Klagen auch gegen Character.AI
Ähnlich hatte das Unternehmen schon in einem weniger tragischen Fall argumentiert, in dem die New York Times OpenAI wegen Urheberrechtsverletzung verklagt hatte. Die Zeitung hatte in ihrer Klage aus dem Jahr 2023 demonstriert, dass ChatGPT in der Lage ist, nahezu wortgleiche Auszüge von früheren Artikeln der Times zu generieren, die anderweitig nur über ein Bazahlabos zugänglich sind. OpenAI hatte daraufhin erklärt, dass die Zeitung ihre Prompts manipuliert und so gegen die Nutzungsbedingungen verstoßen habe.
Im Fall von Adam Raine spricht der Klägeranwalt der Familie, Jay Edelson, nun von einer „verstörenden“ Argumentation. OpenAI „ignoriere auf verwerfliche Weise alle belastenden Fakten, die wir vorgelegt haben“, zitiert ihn der US-Nachrichtensender „NBC News“.
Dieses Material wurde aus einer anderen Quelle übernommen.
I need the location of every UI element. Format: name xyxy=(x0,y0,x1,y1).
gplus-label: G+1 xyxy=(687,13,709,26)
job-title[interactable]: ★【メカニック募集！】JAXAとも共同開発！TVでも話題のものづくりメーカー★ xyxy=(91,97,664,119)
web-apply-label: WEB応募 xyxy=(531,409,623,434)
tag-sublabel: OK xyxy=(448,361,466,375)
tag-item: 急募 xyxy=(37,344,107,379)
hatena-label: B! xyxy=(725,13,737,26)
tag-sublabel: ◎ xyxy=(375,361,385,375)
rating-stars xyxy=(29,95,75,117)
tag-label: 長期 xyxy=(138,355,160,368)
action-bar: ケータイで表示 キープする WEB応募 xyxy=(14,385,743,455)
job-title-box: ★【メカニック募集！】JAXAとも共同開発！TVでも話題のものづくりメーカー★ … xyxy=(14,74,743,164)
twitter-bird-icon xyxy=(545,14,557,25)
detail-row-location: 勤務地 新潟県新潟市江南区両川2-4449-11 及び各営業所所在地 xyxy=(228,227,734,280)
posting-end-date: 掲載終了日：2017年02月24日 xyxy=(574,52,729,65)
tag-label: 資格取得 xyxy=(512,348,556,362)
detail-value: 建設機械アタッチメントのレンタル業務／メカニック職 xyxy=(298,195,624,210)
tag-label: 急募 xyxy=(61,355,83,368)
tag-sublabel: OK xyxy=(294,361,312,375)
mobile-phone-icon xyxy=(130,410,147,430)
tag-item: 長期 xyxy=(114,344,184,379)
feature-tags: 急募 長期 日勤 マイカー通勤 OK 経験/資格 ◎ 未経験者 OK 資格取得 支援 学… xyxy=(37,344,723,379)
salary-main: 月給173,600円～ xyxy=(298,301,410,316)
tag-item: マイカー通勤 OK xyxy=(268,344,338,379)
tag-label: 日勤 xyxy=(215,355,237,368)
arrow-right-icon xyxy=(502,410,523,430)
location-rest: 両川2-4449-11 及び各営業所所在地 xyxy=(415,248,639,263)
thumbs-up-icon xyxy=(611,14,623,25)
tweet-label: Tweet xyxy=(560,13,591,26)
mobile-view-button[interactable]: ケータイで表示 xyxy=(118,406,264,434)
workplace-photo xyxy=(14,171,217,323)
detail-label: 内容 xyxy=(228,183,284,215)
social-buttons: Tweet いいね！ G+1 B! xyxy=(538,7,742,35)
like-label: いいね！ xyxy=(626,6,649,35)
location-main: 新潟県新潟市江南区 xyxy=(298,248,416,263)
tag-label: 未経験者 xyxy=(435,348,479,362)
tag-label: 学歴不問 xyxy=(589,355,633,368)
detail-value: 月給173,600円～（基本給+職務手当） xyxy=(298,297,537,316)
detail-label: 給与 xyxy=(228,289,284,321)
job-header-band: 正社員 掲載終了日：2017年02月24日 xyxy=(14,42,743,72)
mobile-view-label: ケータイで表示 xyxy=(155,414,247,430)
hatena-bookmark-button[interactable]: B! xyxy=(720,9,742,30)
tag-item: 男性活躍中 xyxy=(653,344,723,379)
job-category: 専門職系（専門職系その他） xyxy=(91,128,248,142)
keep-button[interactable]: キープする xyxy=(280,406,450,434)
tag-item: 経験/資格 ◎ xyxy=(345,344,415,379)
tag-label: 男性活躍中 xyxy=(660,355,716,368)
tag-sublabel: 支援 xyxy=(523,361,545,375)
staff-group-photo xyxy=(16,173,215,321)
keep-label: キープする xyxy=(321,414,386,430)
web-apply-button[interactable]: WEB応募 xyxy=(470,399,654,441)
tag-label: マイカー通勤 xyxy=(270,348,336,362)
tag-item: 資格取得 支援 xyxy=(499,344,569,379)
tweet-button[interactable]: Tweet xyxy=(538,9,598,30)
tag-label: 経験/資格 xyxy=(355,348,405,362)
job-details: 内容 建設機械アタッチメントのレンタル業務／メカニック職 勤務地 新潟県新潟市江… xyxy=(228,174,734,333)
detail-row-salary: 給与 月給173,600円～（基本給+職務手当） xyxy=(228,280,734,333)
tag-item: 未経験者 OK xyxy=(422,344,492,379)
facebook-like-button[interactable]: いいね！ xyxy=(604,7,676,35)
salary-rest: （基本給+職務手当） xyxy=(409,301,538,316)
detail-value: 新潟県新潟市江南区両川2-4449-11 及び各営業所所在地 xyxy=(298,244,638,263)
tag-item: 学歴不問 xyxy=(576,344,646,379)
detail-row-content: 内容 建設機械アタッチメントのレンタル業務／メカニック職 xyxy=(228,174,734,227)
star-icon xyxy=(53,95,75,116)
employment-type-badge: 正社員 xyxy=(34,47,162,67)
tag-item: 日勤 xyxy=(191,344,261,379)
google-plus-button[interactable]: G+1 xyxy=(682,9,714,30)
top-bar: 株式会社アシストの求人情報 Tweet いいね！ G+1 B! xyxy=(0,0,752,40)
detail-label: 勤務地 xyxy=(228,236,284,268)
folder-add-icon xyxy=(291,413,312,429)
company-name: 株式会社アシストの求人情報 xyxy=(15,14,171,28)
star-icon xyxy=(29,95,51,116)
Es ist nicht das erste Mal, dass ein Chatbot-Entwickler nach der Selbsttötung eines Jugendlichen von dessen Hinterbliebenen verklagt wurde. Das US-Startup Character.AI, mit dem Google im August 2024 einen milliardenschweren Lizensierungsdeal eingegangen war, wurde ebenfalls mehrfach von Familien verklagt. Es soll mutmaßlich Mitschuld am Tod oder versuchten Suizid von Jugendlichen sein.
Sorge um Anfälligkeit von Kindern
Die Anfälligkeit speziell von Jugendlichen für die Schmeichelei von Chatbots wird vor dem Hintergrund auch schon eine Weile empirisch untersucht. Eine Umfrage der gemeinnützigen Organisation Internet Matters unter 1.000 britischen Jugendlichen und 2.000 Elternteilen hatte im Juli beispielsweise ergeben, dass mehr als ein Drittel der Kinder, die Chatbots nutzen, diese in der Unterhaltung wie einen Freund erachten würden. Besonders betroffen seien vulnerable Jugendliche, von denen ein Fünftel angab, lieber mit einem Chatbot als mit einer echten Person zu sprechen. Sechs von zehn Elternteilen sorgten sich zudem, dass ihre Kinder glauben könnten, KI-Chatbots seien echte Menschen.